In short, return alone says little about the quality of investment decisions. Risk, defined as the possibility of financial loss, is integral to understanding the quality of a decision. The issue? Risk is immeasurable, which makes it hard to recognize, especially when emotions are running high. It’s truly only seen in retrospect.
In bullish times, human psychology leads many investors to overestimate their ability to clearly see risks. The received wisdom is that risk increases in the recessions and falls in booms. In contrast, it may be more helpful to think of risk as increasing during upswings, as financial imbalances build up, and materializing in recessions, noted Andrew Crockett, a British banker and economist. Mostly because of investor psychology, markets generally swing toward or back from one extreme or the other, and Howard Marks has said that participating when prices are high rather than shying away is the main source of risk.

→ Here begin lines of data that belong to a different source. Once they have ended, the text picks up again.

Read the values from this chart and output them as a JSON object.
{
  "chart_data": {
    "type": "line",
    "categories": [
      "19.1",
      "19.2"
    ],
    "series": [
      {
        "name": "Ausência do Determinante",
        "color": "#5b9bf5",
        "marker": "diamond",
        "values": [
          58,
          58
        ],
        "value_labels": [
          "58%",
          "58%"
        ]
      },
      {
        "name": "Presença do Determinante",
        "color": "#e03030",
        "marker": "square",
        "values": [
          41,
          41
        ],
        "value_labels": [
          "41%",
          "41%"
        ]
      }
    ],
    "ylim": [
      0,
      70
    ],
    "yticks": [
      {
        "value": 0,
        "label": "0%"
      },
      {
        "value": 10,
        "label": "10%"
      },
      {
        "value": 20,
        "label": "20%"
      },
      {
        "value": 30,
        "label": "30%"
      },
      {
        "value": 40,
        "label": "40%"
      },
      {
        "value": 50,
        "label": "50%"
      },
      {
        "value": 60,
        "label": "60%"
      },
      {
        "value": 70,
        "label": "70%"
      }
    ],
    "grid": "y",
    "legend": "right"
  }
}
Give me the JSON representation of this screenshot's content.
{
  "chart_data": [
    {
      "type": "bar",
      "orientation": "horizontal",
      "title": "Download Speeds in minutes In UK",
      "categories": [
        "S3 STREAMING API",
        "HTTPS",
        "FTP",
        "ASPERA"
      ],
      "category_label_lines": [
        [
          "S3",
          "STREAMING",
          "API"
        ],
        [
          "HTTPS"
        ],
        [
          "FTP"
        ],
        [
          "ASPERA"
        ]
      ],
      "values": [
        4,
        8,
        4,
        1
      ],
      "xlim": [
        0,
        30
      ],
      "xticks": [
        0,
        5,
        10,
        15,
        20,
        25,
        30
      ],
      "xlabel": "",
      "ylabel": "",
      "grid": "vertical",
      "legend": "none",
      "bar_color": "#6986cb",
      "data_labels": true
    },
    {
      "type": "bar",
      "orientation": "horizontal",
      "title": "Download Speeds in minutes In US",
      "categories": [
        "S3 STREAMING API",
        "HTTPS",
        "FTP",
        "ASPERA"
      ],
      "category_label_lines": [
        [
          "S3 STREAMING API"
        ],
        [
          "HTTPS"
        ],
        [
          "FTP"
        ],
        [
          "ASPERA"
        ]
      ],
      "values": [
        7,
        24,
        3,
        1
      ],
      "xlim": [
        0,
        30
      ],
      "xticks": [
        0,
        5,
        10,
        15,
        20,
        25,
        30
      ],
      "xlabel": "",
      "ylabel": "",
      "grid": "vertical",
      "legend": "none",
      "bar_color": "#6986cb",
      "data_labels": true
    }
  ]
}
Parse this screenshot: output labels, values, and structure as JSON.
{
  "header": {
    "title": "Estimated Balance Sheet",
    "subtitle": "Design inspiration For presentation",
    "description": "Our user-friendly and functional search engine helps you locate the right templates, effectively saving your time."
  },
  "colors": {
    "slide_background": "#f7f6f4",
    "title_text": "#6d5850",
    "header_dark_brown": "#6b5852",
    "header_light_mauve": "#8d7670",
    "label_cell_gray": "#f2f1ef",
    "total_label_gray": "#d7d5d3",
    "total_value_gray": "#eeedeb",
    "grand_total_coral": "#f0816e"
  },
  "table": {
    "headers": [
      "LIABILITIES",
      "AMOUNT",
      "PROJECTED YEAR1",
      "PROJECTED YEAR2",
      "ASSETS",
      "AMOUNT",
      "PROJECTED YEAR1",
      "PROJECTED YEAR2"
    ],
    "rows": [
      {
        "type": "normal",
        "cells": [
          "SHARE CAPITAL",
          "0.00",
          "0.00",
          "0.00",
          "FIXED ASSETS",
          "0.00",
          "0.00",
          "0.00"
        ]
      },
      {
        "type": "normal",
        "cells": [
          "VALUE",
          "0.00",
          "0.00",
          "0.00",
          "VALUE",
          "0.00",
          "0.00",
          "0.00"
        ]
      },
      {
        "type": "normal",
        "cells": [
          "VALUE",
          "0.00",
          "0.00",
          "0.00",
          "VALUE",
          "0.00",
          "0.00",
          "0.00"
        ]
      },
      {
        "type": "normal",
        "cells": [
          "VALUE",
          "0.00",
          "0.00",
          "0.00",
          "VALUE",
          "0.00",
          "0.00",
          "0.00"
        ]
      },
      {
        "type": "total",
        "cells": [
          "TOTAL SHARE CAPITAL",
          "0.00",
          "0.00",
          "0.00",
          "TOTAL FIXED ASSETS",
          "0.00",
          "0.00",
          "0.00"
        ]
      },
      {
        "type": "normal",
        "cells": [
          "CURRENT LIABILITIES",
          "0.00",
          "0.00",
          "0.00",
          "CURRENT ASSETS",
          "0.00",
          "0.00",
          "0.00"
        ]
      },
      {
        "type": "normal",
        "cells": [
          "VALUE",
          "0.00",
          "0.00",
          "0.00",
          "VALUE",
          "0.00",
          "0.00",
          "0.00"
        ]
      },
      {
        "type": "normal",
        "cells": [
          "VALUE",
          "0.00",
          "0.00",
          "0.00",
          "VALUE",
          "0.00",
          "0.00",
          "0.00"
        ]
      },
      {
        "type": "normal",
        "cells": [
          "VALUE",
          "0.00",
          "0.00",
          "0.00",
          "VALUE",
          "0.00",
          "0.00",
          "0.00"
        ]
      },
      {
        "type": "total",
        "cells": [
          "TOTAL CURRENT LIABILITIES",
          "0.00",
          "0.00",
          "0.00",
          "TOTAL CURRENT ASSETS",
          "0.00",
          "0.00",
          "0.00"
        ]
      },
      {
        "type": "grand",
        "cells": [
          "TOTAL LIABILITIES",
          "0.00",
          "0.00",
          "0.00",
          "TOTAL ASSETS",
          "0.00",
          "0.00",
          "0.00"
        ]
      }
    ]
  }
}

Ebb and flow of a bull market:
- A few prudent people begin to believe things will get better
- Many investors realize improvement is taking place
- Everyone concludes things will be great for a long time, taking on more risk when they probably should be reducing it
Ebb and flow of a bear market
- A few thoughtful investors realize things won’t be this rosy for much longer
- Many other investors realize things are deteriorating
Everyone’s convinced things can only get worse, taking on less risk when they probably should be taking on more
Dealing with risk starts with recognizing it, and human nature is timeless, so there’s plenty to learn from. The dot-com bubble emerged when a belief that risk had vanished. In 2005-2007, a similar thing occurred. And then in 2021, many investors got caught up in the idea that risk was low. They made big bets on stocks that turned out to be at their peaks. Many of them dropped sharply in the first half of 2022, and some gave back all their pandemic-era gains in a few months.
Investors such as Buffett, Marks, Charlie Munger, Stanley Druckenmiller, Bill Miller, Julian Robertson, and others are so good because they’ve not only produced consistently high returns, but they’ve avoided catastrophe. Sure, they’ve had relatively bad years, but no bad year or trade or month did them in. Risk management is a main reason why.
Said Buffett: “Most people get interested in stocks when everyone else is. The time to get interested is when no one else is. You can’t buy what is popular and do well.”